How is stuff different from when I was born in the Dark Ages? (1972) Note: I'm not saying any of this stuff is better as in "The Good Old Days..." I actually dig my computer and electric kettle. These are just random observations!

  • households generally had one phone, and it was a rotary dial one
  • there was only one telephone company and they owned all the phones.
  • TV got 4 stations: NBC, ABC, CBS, and PBS. In order to pick up some of them you had to play with the antenna on top of the TV.
  • there were no VCRs, you had to watch movies in the theater. When VCRs first became popular, you had to wait years before movies came out on tape.
  • there was one stereo in the house, and it had a record player and an 8-track in it.
  • the personal computer hadn't been invented yet (we got one in the mid-80s-- a Commodore-16 and all we could do on it was program in BASIC!)
  • microwave ovens were a fairly new phenomenon; they were gigantic and few people had them.
  • nurses wore white uniforms with little white hats
  • I didn't have a male teacher until 7th grade (they existed; they were just few and far between in elementary school!)
  • all of the Beatles were still alive
  • Dad did his work on a non-electric typewriter (I learned to type on an electric one in the 80s)
  • typewriters didn't have a number 1 (you used a lower case L) or an exclamation point (you used an apostrophe and then backed up and typed a period)
  • I don't think bicycle helmets were invented yet, if so only hardcore racers wore them. We all had really long bright orange flags on the backs of our bikes for some safety reason
  • there was pretty much only one kind of pop music (hip hop, emo, indie, punk, Symphonic Progressive Euro-Trance, whatever, hadn't really been invented yet)
  • There was no internet-- we had to use the library to do research.

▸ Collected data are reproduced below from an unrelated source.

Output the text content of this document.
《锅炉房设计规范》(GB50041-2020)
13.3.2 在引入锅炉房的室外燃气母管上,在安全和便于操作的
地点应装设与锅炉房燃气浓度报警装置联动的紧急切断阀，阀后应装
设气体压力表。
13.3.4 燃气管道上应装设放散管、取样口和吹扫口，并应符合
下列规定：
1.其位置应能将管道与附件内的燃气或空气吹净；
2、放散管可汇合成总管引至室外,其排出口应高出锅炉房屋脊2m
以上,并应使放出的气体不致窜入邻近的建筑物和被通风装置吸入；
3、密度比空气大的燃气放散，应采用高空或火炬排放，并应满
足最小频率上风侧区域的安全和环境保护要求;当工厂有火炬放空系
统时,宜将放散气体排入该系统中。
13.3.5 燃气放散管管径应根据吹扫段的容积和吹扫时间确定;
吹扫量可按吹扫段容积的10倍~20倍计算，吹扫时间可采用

  • They started putting old newspapers on microfilm in libraries and we got to look at them in special microfilm readers (maybe they still do this)?
  • Libraries all used the Dewey Decimal System, and had card catalogues.
  • we watched films from projectors and also filmstrips in school. Most of these were made in the 50s and early 60s, but we still watched them!
  • calculators were gigantic and you either had to plug them in, or they ran on tons of batteries.
  • people still had clocks and watches that you had to wind up (electric/battery ones existed, but people hadn't completely switched to them yet!)
  • at noon, small towns would sound the air raid siren ("noon whistle") - I have no idea why. They may still do this in some places.
  • when I was in high school, hardly any students had cars. If they did, it was an old cast-off one from their parents. I don't know, it just seems like most teenagers have cars these days. Maybe I'm wrong.
  • You could get "generic" brand groceries-- they came in plain white boxes with the product written in black on the outside in stencilled-looking letters. (i.e., BEER, SOAP etc.)
  • Playgrounds consisted of structures made with metal bars stuck into cement. We had see-saws! (I haven't seen any in modern playgrounds in years!)
  • There was no MLK Jr. Day, and Presidents' Day was broken into two different holidays: Washington's Birthday and Lincoln's Birthday
  • people who coould afford it recorded family events on 8mm film (silent) as video recorders were still just for professionals. To watch them you had to have a projector and sit in the dark.
  • people took slides of their vacations and stuff and would give slide presentations to friends and family members.